Microsoft yesterday said that revenue in the September quarter for the More Personal Computing group was down 2%, the second consecutive quarter of year-over-year declines and the fifth contraction in the last six quarters.
Windows revenue, which accounts for the bulk of More Personal Computing’s (MPC) total, was flat. But that was an improvement over the prior quarter, when sales of the operating system were down 4%.
“Our total [Windows] OEM business was flat this quarter, more in line with the PC market and better than we expected,” said Amy Hood, Microsoft’s chief financial officer, during a call with Wall Street analysts Thursday. Most of Microsoft’s income from Windows comes from license sales to device makers, called OEMs for “original equipment manufacturers.”
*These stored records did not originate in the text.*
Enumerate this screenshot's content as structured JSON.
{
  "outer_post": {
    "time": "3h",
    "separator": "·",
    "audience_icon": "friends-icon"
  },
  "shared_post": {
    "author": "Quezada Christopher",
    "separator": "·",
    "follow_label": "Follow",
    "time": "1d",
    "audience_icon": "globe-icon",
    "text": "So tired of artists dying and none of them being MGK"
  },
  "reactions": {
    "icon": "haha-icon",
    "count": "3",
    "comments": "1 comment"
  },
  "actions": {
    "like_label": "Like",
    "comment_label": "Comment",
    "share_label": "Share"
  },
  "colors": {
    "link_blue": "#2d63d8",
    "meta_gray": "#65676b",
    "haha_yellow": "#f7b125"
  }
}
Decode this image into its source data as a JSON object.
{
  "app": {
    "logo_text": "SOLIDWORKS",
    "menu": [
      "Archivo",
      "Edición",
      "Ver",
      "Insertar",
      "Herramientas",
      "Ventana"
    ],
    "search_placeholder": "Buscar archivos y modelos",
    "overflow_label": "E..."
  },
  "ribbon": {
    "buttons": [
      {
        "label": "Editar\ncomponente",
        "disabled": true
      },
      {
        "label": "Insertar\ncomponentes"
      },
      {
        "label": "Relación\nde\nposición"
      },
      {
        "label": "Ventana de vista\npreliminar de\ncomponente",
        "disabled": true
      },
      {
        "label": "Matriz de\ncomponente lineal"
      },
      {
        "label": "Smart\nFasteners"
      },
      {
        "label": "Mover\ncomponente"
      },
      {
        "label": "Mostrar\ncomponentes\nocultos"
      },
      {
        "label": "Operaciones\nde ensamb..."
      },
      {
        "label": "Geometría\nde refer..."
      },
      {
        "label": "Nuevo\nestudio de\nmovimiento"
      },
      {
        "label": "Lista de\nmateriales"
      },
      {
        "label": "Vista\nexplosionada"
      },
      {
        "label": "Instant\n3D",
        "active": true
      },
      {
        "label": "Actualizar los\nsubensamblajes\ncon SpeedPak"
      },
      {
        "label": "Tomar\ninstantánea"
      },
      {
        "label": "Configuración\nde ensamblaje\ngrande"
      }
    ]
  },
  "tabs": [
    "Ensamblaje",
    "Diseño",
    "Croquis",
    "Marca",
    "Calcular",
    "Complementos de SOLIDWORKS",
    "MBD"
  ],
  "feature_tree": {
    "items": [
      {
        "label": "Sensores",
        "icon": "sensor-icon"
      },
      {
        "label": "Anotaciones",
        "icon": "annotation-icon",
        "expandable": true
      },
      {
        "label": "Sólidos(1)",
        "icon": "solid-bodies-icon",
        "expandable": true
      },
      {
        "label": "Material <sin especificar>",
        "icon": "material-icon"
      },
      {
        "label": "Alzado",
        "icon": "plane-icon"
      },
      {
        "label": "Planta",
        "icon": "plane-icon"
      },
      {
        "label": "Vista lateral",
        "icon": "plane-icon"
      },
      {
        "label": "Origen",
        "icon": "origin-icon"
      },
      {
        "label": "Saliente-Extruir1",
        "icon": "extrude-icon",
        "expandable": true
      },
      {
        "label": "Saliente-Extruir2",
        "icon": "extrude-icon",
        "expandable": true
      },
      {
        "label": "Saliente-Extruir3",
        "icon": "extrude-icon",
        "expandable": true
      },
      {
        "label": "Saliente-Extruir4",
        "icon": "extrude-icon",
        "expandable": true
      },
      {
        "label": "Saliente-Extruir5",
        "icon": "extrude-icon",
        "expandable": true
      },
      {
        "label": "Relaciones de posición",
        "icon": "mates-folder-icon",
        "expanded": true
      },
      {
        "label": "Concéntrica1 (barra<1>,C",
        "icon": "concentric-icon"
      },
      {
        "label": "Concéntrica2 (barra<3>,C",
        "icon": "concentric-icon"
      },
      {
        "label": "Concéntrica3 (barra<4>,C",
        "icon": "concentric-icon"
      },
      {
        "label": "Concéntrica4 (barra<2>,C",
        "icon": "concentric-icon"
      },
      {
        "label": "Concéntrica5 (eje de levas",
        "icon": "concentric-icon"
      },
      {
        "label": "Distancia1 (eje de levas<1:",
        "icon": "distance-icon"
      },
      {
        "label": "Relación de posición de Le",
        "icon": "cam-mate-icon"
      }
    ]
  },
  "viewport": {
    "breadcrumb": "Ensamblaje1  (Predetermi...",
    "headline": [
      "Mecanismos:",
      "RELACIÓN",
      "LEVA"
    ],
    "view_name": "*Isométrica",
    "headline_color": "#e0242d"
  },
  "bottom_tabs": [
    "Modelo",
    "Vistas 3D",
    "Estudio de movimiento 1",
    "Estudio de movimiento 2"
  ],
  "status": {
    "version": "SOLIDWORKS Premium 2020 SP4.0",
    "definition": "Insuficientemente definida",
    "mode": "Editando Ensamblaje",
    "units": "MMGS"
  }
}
MPC—one of three financial reporting groups—recorded revenue of $9.3 billion, down from last year’s $9.5 billion. Much of the blame could be put on Microsoft’s evaporating phone business, which was down $799 million, or 72%.
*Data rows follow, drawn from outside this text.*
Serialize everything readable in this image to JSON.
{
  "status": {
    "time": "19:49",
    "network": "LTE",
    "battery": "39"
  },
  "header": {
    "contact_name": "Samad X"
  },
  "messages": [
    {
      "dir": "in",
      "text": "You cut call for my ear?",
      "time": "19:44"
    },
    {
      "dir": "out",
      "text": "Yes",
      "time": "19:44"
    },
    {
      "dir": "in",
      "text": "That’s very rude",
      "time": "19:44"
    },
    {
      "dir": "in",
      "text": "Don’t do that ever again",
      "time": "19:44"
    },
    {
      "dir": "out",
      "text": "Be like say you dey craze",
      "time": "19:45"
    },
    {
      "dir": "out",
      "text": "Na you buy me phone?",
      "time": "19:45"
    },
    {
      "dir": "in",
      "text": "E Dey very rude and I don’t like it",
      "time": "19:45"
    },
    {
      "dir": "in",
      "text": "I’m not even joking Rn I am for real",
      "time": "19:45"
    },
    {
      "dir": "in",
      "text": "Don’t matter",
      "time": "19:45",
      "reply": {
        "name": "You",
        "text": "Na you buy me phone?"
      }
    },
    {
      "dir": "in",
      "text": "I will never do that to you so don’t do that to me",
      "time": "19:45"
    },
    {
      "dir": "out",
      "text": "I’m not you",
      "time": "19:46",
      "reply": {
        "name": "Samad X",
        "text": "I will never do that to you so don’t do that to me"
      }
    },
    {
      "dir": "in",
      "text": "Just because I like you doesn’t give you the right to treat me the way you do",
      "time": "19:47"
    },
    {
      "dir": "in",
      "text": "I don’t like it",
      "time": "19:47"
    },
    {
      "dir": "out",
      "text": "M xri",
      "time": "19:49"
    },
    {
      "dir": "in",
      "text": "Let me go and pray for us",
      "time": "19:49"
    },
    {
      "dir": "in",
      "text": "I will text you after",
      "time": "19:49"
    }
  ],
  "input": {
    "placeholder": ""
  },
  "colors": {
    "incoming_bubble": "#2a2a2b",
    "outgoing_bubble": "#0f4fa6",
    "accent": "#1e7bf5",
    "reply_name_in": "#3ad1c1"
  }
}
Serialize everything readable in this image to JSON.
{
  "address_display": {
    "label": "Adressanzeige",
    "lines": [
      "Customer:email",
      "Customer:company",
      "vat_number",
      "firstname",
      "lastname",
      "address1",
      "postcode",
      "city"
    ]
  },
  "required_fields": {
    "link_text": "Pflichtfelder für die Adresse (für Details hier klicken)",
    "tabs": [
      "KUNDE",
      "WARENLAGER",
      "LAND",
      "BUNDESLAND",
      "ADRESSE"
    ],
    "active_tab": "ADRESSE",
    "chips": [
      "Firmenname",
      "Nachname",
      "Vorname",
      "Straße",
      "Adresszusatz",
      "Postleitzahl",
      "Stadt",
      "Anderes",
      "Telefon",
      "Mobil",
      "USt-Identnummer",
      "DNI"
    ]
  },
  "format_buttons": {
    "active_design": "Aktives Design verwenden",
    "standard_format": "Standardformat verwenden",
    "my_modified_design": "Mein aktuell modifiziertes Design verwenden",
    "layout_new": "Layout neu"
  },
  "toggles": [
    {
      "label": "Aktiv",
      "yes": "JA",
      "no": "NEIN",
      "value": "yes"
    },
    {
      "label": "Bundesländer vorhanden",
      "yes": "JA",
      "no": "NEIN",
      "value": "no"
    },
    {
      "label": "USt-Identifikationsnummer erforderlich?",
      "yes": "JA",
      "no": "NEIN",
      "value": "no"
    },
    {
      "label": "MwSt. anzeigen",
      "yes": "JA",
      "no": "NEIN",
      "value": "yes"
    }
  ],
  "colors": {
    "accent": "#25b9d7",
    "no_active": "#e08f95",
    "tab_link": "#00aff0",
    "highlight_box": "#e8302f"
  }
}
That disappearing act was nearly five times the difference between MPC’s second- and third-quarter revenue: If the phone revenue had been what it was a year ago, the division would have posted a 7% increase for the period.
Hood forecast a continued contraction of phone revenue through the 2017 fiscal year, which began July 1 and ends June 30, 2017.
Nor did she have much hope for a near-term rebound in Windows revenue. “We expect our OEM business and the underlying PC market to be closely aligned,” Hood predicted.
Research firms like IDC and Gartner have continued to forecast contraction, not expansion, in the PC business. Only when enterprise migrations to Windows 10 kick into gear do analysts see a reversal of the industry’s historic slump. That isn’t expected to happen until next year.
Jack Gold, principal analyst at J. Gold Associates, agreed, citing his firm’s data on enterprise adoption of Windows 10, and commentary by Intel during its latest earnings call, when the chip maker said enterprises were only just starting to replace aged PCs.
Also in play—and a boon to Microsoft—is a subtle shift by consumers toward higher-priced PCs, Gold argued in an email: “[That] translates into higher-level licenses for Microsoft.”
Other analysts have pointed out that some consumers are choosing more expensive systems, crediting those decisions to a realization by buyers that they will hold on to their new PCs for much longer than prior purchases, and so are willing to pay a premium price for something that will last six, seven or even eight years.
“The PC space is still stagnant but not as bad as some had predicted,” Gold said. “[As] more companies migrate to Windows 10 over the next six to 12 months, that will mean more enterprise PC refresh as most companies will buy new machines rather than upgrade just the OS.”